また、不動産テックにおけるカテゴリーについてその成長曲線をガートナーのパイプサイクルを用いて説明し(下図に示す)「分析」は実用化に進んでいると語りました。
現在のトレンドを分析する一助になればと、次に川戸顧問は不動産テックのピッチコンテスト「MIPIM startup competition」で1位になった「ディスプレイ付きスマートBOX」を紹介しながら、「清掃や料理や買い物といった日々の生活を構成する要素が、デジタルによって必要な時にサービスとして提供される時代であり、Home as a Service=すまいのサービス化が進行している現在、スマートBOXやスマートキーなどはハブとなるもので今後、競争が激化してくるのではないか」と話します。
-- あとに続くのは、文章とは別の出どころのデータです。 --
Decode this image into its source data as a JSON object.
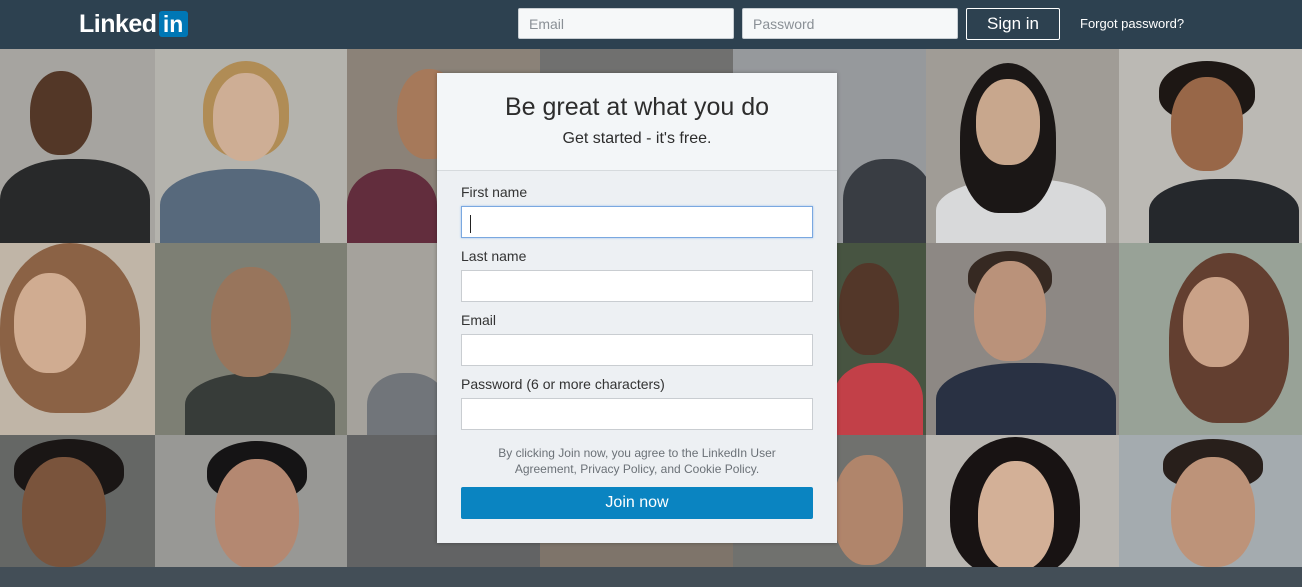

中国アリババなどが強力に推進するオンラインとオフラインがマージされるOMO(Online Merges with Offline)の世界は、世界中のトレンドになりつつあります。不動産テックでも、そうしたサービスの登場が増えている状況のようです。
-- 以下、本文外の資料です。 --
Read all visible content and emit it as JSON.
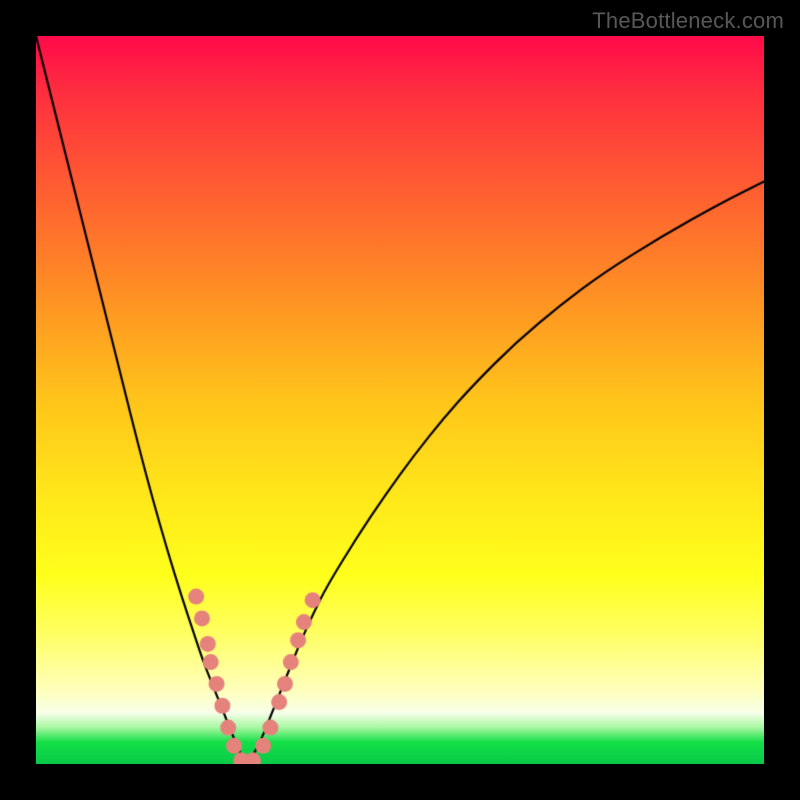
{
  "branding": {
    "watermark": "TheBottleneck.com"
  },
  "colors": {
    "frame": "#000000",
    "curve": "#000000",
    "marker": "#e6827c",
    "gradient_top": "#ff0a4a",
    "gradient_bottom": "#0ac845"
  },
  "chart_data": {
    "type": "line",
    "title": "",
    "xlabel": "",
    "ylabel": "",
    "xlim": [
      0,
      100
    ],
    "ylim": [
      0,
      100
    ],
    "x_optimum": 29,
    "series": [
      {
        "name": "left-branch",
        "x": [
          0,
          2,
          4,
          6,
          8,
          10,
          12,
          14,
          16,
          18,
          20,
          22,
          23,
          24,
          25,
          26,
          27,
          28,
          29
        ],
        "y": [
          100,
          92,
          84,
          76,
          68,
          60,
          52,
          44,
          36.5,
          29.5,
          23,
          17,
          14,
          11.5,
          9,
          6.5,
          4,
          1.5,
          0
        ]
      },
      {
        "name": "right-branch",
        "x": [
          29,
          30,
          31,
          32,
          34,
          36,
          38,
          40,
          44,
          48,
          52,
          56,
          60,
          66,
          72,
          78,
          86,
          94,
          100
        ],
        "y": [
          0,
          1.5,
          3.5,
          6,
          11,
          16,
          20.5,
          24.5,
          31,
          37,
          42.5,
          47.5,
          52,
          58,
          63,
          67.5,
          72.5,
          77,
          80
        ]
      }
    ],
    "markers": {
      "name": "highlight-points",
      "points": [
        {
          "x": 22.0,
          "y": 23.0
        },
        {
          "x": 22.8,
          "y": 20.0
        },
        {
          "x": 23.6,
          "y": 16.5
        },
        {
          "x": 24.0,
          "y": 14.0
        },
        {
          "x": 24.8,
          "y": 11.0
        },
        {
          "x": 25.6,
          "y": 8.0
        },
        {
          "x": 26.4,
          "y": 5.0
        },
        {
          "x": 27.2,
          "y": 2.5
        },
        {
          "x": 28.2,
          "y": 0.5
        },
        {
          "x": 29.8,
          "y": 0.5
        },
        {
          "x": 31.2,
          "y": 2.5
        },
        {
          "x": 32.2,
          "y": 5.0
        },
        {
          "x": 33.4,
          "y": 8.5
        },
        {
          "x": 34.2,
          "y": 11.0
        },
        {
          "x": 35.0,
          "y": 14.0
        },
        {
          "x": 36.0,
          "y": 17.0
        },
        {
          "x": 36.8,
          "y": 19.5
        },
        {
          "x": 38.0,
          "y": 22.5
        }
      ]
    }
  }
}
不動産テックの認知度は向上、しかしまだ届かないケースも
最後に座談会が行われ、この1年の不動産テックの変化と、今後の広がりについてディスカッションが行われました。
株式会社コラビット代表取締役社長の浅海氏は一時期トレンドだったマッチングのサービスが、また増えている印象があると指摘。それに不動産テック協会代表理事を務めるリーウェイズ株式会社 代表取締役の巻口氏も同意します。
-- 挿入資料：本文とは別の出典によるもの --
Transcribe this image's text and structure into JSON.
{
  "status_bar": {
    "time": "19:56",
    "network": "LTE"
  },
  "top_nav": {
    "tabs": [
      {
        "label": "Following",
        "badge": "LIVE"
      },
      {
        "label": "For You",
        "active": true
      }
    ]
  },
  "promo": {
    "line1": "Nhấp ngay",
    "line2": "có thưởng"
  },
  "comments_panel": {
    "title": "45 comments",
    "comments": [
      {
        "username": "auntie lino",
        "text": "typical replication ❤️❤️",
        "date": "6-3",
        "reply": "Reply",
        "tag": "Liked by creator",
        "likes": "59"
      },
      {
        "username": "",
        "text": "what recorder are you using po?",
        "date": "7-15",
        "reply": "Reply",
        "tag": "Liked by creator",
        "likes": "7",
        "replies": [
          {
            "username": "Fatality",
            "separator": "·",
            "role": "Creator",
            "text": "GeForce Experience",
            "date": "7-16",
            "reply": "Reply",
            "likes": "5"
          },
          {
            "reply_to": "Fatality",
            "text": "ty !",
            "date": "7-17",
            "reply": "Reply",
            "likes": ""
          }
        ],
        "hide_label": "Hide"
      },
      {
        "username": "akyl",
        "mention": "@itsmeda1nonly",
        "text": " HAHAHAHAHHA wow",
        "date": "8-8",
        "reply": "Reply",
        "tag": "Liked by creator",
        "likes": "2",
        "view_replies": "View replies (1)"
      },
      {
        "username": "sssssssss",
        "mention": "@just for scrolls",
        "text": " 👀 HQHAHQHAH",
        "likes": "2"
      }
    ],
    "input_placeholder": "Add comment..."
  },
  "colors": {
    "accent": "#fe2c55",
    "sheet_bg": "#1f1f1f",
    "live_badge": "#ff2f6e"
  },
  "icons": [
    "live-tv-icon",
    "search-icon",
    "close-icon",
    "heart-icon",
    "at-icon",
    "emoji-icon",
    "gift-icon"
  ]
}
「不動産テックが成熟期を迎えているのではないでしょうか。不動産テックという単語が市民権を得たように感じます。不動産を事業とする方々から聞き返されることもなくなり、サービスが浸透しやすい土壌が整った一方、マッチングなどサービスが多い分野では、競合が厳しくなりマネタイズできなくなるサービスも出てくるかもしれません」
不動産テック協会理事で株式会社サービシンク 代表取締役の名村氏も「不動産業界で、中大手の事業者が業務支援系のサービスに対して前のめりになってきたなと感じています。一方で、カオスマップにはこんなにサービスがあるのに、まだまだ不動産業界に伝わってない点も感じます。知らないから探せない、探せないから知らない、という悪循環があります」と話します。
株式会社NTTデータ経営研究所シニアマネージャー 川戸氏も「ご自身で勉強していて、不動産テックを理解している不動産会社もある。一方でこれまで不動産テックやデジタル化に興味がなかったけど、コロナ禍で興味を持ったところはまだまだくわしくない。二極化していますね」と同意。不動産テックに対するリテラシーにまだ差があることを共通の認識としました。
川戸氏はさらに今後の展開として「不動産の仲介など従来のサービスのオンライン化は大きな変化はなく、そのまま成長していくでしょう。一方で不動産と他の業界との交わりが進んでいくと思います。オフィスにオンデマンドが入ってくるのはもちろん、不動産は商業や物流とも繋がっています。不動産を中心として繋がる業界全体のテック化が波のように進んでいくイメージがあります」と分析。まさに成熟期を迎えた不動産テックへの期待を登壇者が改めて認識したところで、ウェビナーは終了。不動産テックカオスマップ最新版は不動産テック協会のWebサイトでも確認できます。